Not blind hate. AI will be devastating to the environment for to it's power and water consumption. We need to ask ourselves if the future water wars will be worth the corporate profits.

[–] [email protected] -1 points 2 weeks ago (1 children)

I think people are over rating how much power AI will consume in the long term. Training a model takes way more power than running it, and once we understand the tech better models can be developed for specific applications. It would be like when Edison was first working on the light bulb and extrapolating the power usage of whatever filament he was testing to every household in the world.

Also, it doesn't have to be corporate profits. Individuals can benefit from AI. There's a structural problem with capitalism, not with this technology.

[–] [email protected] 11 points 2 weeks ago* (last edited 2 weeks ago)

Besides, what are we going to do, not develop it? Just abandon the whole technology? That's nonsense.

As someone who knows a substantial amount about how LLM's actually work:

  • I'm delighted that AI companies are developing this technology.
  • I'm annoyed, but not angry, that phone and PC makers are developing this technology. I don't want it, yet. I'll probably appreciate it when they get it right. (I'll wait for the version that ships with Debian, because that's the only OS maker whose AI I would trust not to be deeply invasive to my privacy.)
  • I'm irritated that car companies, real estate investment companies, web browser developers, stock traders, and everyone else who was "all-in" on virtual reality two years ago, is making a lot of noise about developing this technology. They don't hire the necessary talent, and their results are shit. Real investment returns require real investments, which these hype-followers haven't proven capable of.
[–] [email protected] 30 points 2 weeks ago* (last edited 2 weeks ago) (2 children)

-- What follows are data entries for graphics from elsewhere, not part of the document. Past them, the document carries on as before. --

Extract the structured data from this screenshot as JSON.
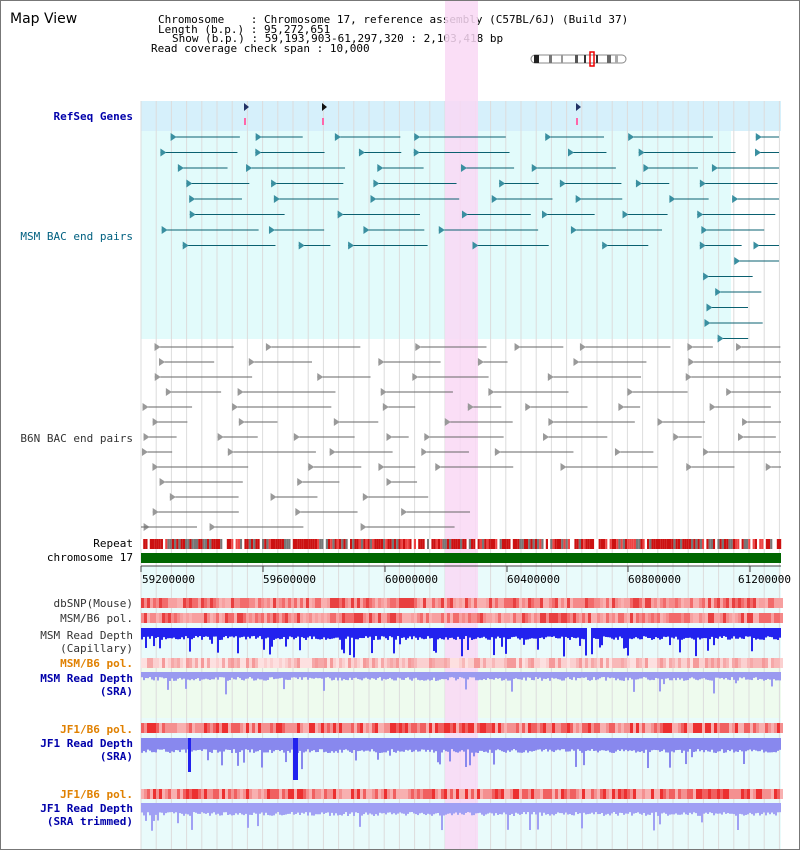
{
  "app": {
    "title": "Map View"
  },
  "header": {
    "chromosome_label": "Chromosome",
    "chromosome_value": "Chromosome 17, reference assembly (C57BL/6J) (Build 37)",
    "length_label": "Length (b.p.)",
    "length_value": "95,272,651",
    "show_label": "Show (b.p.)",
    "show_value": "59,193,903-61,297,320 : 2,103,418 bp",
    "coverage_label": "Read coverage check span",
    "coverage_value": "10,000"
  },
  "tracks": {
    "refseq": "RefSeq Genes",
    "msm_bac": "MSM BAC end pairs",
    "b6n_bac": "B6N BAC end pairs",
    "repeat": "Repeat",
    "chromosome": "chromosome 17",
    "dbsnp": "dbSNP(Mouse)",
    "msm_b6_pol": "MSM/B6 pol.",
    "msm_depth_cap_1": "MSM Read Depth",
    "msm_depth_cap_2": "(Capillary)",
    "msm_b6_pol2": "MSM/B6 pol.",
    "msm_depth_sra_1": "MSM Read Depth",
    "msm_depth_sra_2": "(SRA)",
    "jf1_b6_pol": "JF1/B6 pol.",
    "jf1_depth_1": "JF1 Read Depth",
    "jf1_depth_2": "(SRA)",
    "jf1_b6_pol2": "JF1/B6 pol.",
    "jf1_trim_1": "JF1 Read Depth",
    "jf1_trim_2": "(SRA trimmed)"
  },
  "ruler": {
    "ticks": [
      "59200000",
      "59600000",
      "60000000",
      "60400000",
      "60800000",
      "61200000"
    ]
  },
  "colors": {
    "highlight": "#f9d8f5",
    "refseq_bg": "#d6f0fb",
    "msm_bg": "#e2fbfb",
    "chrom_bar": "#006600",
    "depth_blue": "#2222ee",
    "depth_light": "#8888ee"
  }
}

AI is absolutely going to be transformative but a lot of the hate right now isn't the technology itself but the way companies are jumping on it and forcing it down the throats of people who don't want it, in a way that worsens their customer experience. Yes, let's force AI into every software product. Yes let's take away the humans you used to talk to and make them all bots instead.

Even from within tech itself there is huge resentment because you've got corps pumping billions into AI while at the same time slashing their workforce to afford those billions, with no clear return in sight.

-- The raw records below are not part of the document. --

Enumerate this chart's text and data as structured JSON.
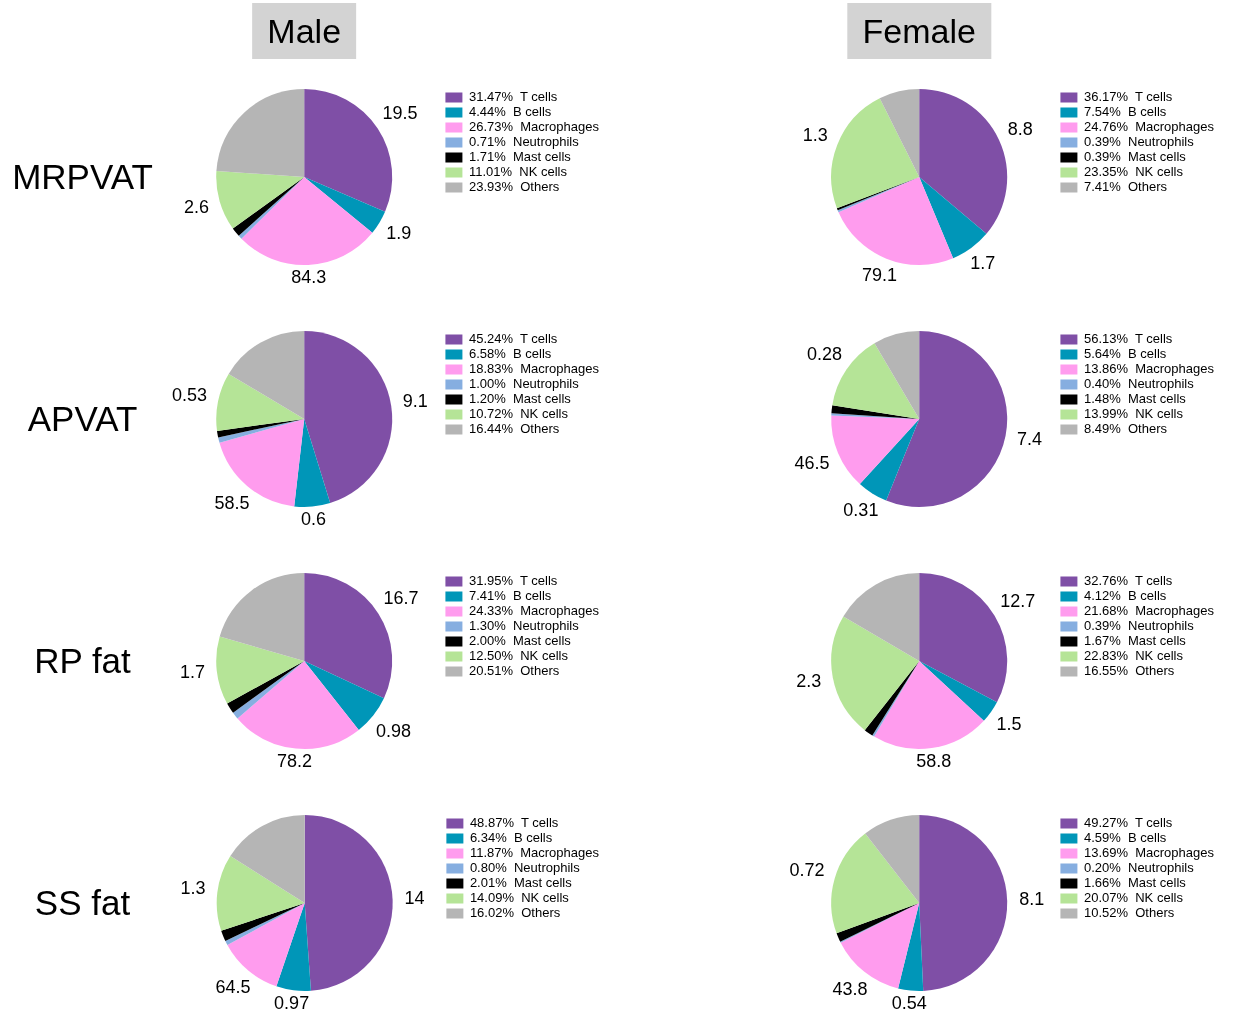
{
  "chart_data": [
    {
      "type": "pie",
      "title": "Male",
      "ylabel": "MRPVAT",
      "legend": "right",
      "categories": [
        "T cells",
        "B cells",
        "Macrophages",
        "Neutrophils",
        "Mast cells",
        "NK cells",
        "Others"
      ],
      "values": [
        31.47,
        4.44,
        26.73,
        0.71,
        1.71,
        11.01,
        23.93
      ],
      "value_labels": [
        "31.47%",
        "4.44%",
        "26.73%",
        "0.71%",
        "1.71%",
        "11.01%",
        "23.93%"
      ],
      "colors": [
        "#7f4fa6",
        "#0096b8",
        "#ff9cee",
        "#86aee0",
        "#000000",
        "#b5e497",
        "#b5b5b5"
      ],
      "annotations": [
        {
          "text": "19.5",
          "x": "T cells"
        },
        {
          "text": "1.9",
          "x": "B cells"
        },
        {
          "text": "84.3",
          "x": "Macrophages"
        },
        {
          "text": "2.6",
          "x": "NK cells"
        }
      ]
    },
    {
      "type": "pie",
      "title": "Female",
      "legend": "right",
      "categories": [
        "T cells",
        "B cells",
        "Macrophages",
        "Neutrophils",
        "Mast cells",
        "NK cells",
        "Others"
      ],
      "values": [
        36.17,
        7.54,
        24.76,
        0.39,
        0.39,
        23.35,
        7.41
      ],
      "value_labels": [
        "36.17%",
        "7.54%",
        "24.76%",
        "0.39%",
        "0.39%",
        "23.35%",
        "7.41%"
      ],
      "colors": [
        "#7f4fa6",
        "#0096b8",
        "#ff9cee",
        "#86aee0",
        "#000000",
        "#b5e497",
        "#b5b5b5"
      ],
      "annotations": [
        {
          "text": "8.8",
          "x": "T cells"
        },
        {
          "text": "1.7",
          "x": "B cells"
        },
        {
          "text": "79.1",
          "x": "Macrophages"
        },
        {
          "text": "1.3",
          "x": "NK cells"
        }
      ]
    },
    {
      "type": "pie",
      "ylabel": "APVAT",
      "legend": "right",
      "categories": [
        "T cells",
        "B cells",
        "Macrophages",
        "Neutrophils",
        "Mast cells",
        "NK cells",
        "Others"
      ],
      "values": [
        45.24,
        6.58,
        18.83,
        1.0,
        1.2,
        10.72,
        16.44
      ],
      "value_labels": [
        "45.24%",
        "6.58%",
        "18.83%",
        "1.00%",
        "1.20%",
        "10.72%",
        "16.44%"
      ],
      "colors": [
        "#7f4fa6",
        "#0096b8",
        "#ff9cee",
        "#86aee0",
        "#000000",
        "#b5e497",
        "#b5b5b5"
      ],
      "annotations": [
        {
          "text": "9.1",
          "x": "T cells"
        },
        {
          "text": "0.6",
          "x": "B cells"
        },
        {
          "text": "58.5",
          "x": "Macrophages"
        },
        {
          "text": "0.53",
          "x": "NK cells"
        }
      ]
    },
    {
      "type": "pie",
      "legend": "right",
      "categories": [
        "T cells",
        "B cells",
        "Macrophages",
        "Neutrophils",
        "Mast cells",
        "NK cells",
        "Others"
      ],
      "values": [
        56.13,
        5.64,
        13.86,
        0.4,
        1.48,
        13.99,
        8.49
      ],
      "value_labels": [
        "56.13%",
        "5.64%",
        "13.86%",
        "0.40%",
        "1.48%",
        "13.99%",
        "8.49%"
      ],
      "colors": [
        "#7f4fa6",
        "#0096b8",
        "#ff9cee",
        "#86aee0",
        "#000000",
        "#b5e497",
        "#b5b5b5"
      ],
      "annotations": [
        {
          "text": "7.4",
          "x": "T cells"
        },
        {
          "text": "0.31",
          "x": "B cells"
        },
        {
          "text": "46.5",
          "x": "Macrophages"
        },
        {
          "text": "0.28",
          "x": "NK cells"
        }
      ]
    },
    {
      "type": "pie",
      "ylabel": "RP fat",
      "legend": "right",
      "categories": [
        "T cells",
        "B cells",
        "Macrophages",
        "Neutrophils",
        "Mast cells",
        "NK cells",
        "Others"
      ],
      "values": [
        31.95,
        7.41,
        24.33,
        1.3,
        2.0,
        12.5,
        20.51
      ],
      "value_labels": [
        "31.95%",
        "7.41%",
        "24.33%",
        "1.30%",
        "2.00%",
        "12.50%",
        "20.51%"
      ],
      "colors": [
        "#7f4fa6",
        "#0096b8",
        "#ff9cee",
        "#86aee0",
        "#000000",
        "#b5e497",
        "#b5b5b5"
      ],
      "annotations": [
        {
          "text": "16.7",
          "x": "T cells"
        },
        {
          "text": "0.98",
          "x": "B cells"
        },
        {
          "text": "78.2",
          "x": "Macrophages"
        },
        {
          "text": "1.7",
          "x": "NK cells"
        }
      ]
    },
    {
      "type": "pie",
      "legend": "right",
      "categories": [
        "T cells",
        "B cells",
        "Macrophages",
        "Neutrophils",
        "Mast cells",
        "NK cells",
        "Others"
      ],
      "values": [
        32.76,
        4.12,
        21.68,
        0.39,
        1.67,
        22.83,
        16.55
      ],
      "value_labels": [
        "32.76%",
        "4.12%",
        "21.68%",
        "0.39%",
        "1.67%",
        "22.83%",
        "16.55%"
      ],
      "colors": [
        "#7f4fa6",
        "#0096b8",
        "#ff9cee",
        "#86aee0",
        "#000000",
        "#b5e497",
        "#b5b5b5"
      ],
      "annotations": [
        {
          "text": "12.7",
          "x": "T cells"
        },
        {
          "text": "1.5",
          "x": "B cells"
        },
        {
          "text": "58.8",
          "x": "Macrophages"
        },
        {
          "text": "2.3",
          "x": "NK cells"
        }
      ]
    },
    {
      "type": "pie",
      "ylabel": "SS fat",
      "legend": "right",
      "categories": [
        "T cells",
        "B cells",
        "Macrophages",
        "Neutrophils",
        "Mast cells",
        "NK cells",
        "Others"
      ],
      "values": [
        48.87,
        6.34,
        11.87,
        0.8,
        2.01,
        14.09,
        16.02
      ],
      "value_labels": [
        "48.87%",
        "6.34%",
        "11.87%",
        "0.80%",
        "2.01%",
        "14.09%",
        "16.02%"
      ],
      "colors": [
        "#7f4fa6",
        "#0096b8",
        "#ff9cee",
        "#86aee0",
        "#000000",
        "#b5e497",
        "#b5b5b5"
      ],
      "annotations": [
        {
          "text": "14",
          "x": "T cells"
        },
        {
          "text": "0.97",
          "x": "B cells"
        },
        {
          "text": "64.5",
          "x": "Macrophages"
        },
        {
          "text": "1.3",
          "x": "NK cells"
        }
      ]
    },
    {
      "type": "pie",
      "legend": "right",
      "categories": [
        "T cells",
        "B cells",
        "Macrophages",
        "Neutrophils",
        "Mast cells",
        "NK cells",
        "Others"
      ],
      "values": [
        49.27,
        4.59,
        13.69,
        0.2,
        1.66,
        20.07,
        10.52
      ],
      "value_labels": [
        "49.27%",
        "4.59%",
        "13.69%",
        "0.20%",
        "1.66%",
        "20.07%",
        "10.52%"
      ],
      "colors": [
        "#7f4fa6",
        "#0096b8",
        "#ff9cee",
        "#86aee0",
        "#000000",
        "#b5e497",
        "#b5b5b5"
      ],
      "annotations": [
        {
          "text": "8.1",
          "x": "T cells"
        },
        {
          "text": "0.54",
          "x": "B cells"
        },
        {
          "text": "43.8",
          "x": "Macrophages"
        },
        {
          "text": "0.72",
          "x": "NK cells"
        }
      ]
    }
  ]
}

Tech is treating AI as the next dotcom boom and pumping everything into it, but just like it did then the bubble of investment will burst, and there will be losers as well as winners.

I'm running self-hosted LLMs at home and I'm having huge fun experimenting with their capabilities. I just wish LLMs could have been implemented in the real world with space for ethics and the human factor, not the pure profit chasing bullshit we actually got.

[–] [email protected] 3 points 2 weeks ago

I agree, but I think there is no around this forcing down the throat, slashing people in favour of barely functioning product. Don't get me wrong, I wish it was done the right and fair way, but realistically no one with any power wants it done in a fair way.

[–] [email protected] 13 points 2 weeks ago* (last edited 2 weeks ago)

AI is absolutely going to be transformative but a lot of the hate right now isn't the technology itself but the way companies are jumping on it and forcing it down the throats of people who don't want it, in a way that worsens their customer experience.

Exactly.

We did the same shit with mobile apps in 2009 - there was a mobile app - that no one wanted - being pushed hard - for every imaginable purpose.

I do still use mobile apps.

But I don't have a dedicated mobile app installed for buying socks for my pets.

AI, today, is burdened with the same shit. It'll calm down, after failing to deliver the vast majority of what is currently being promised.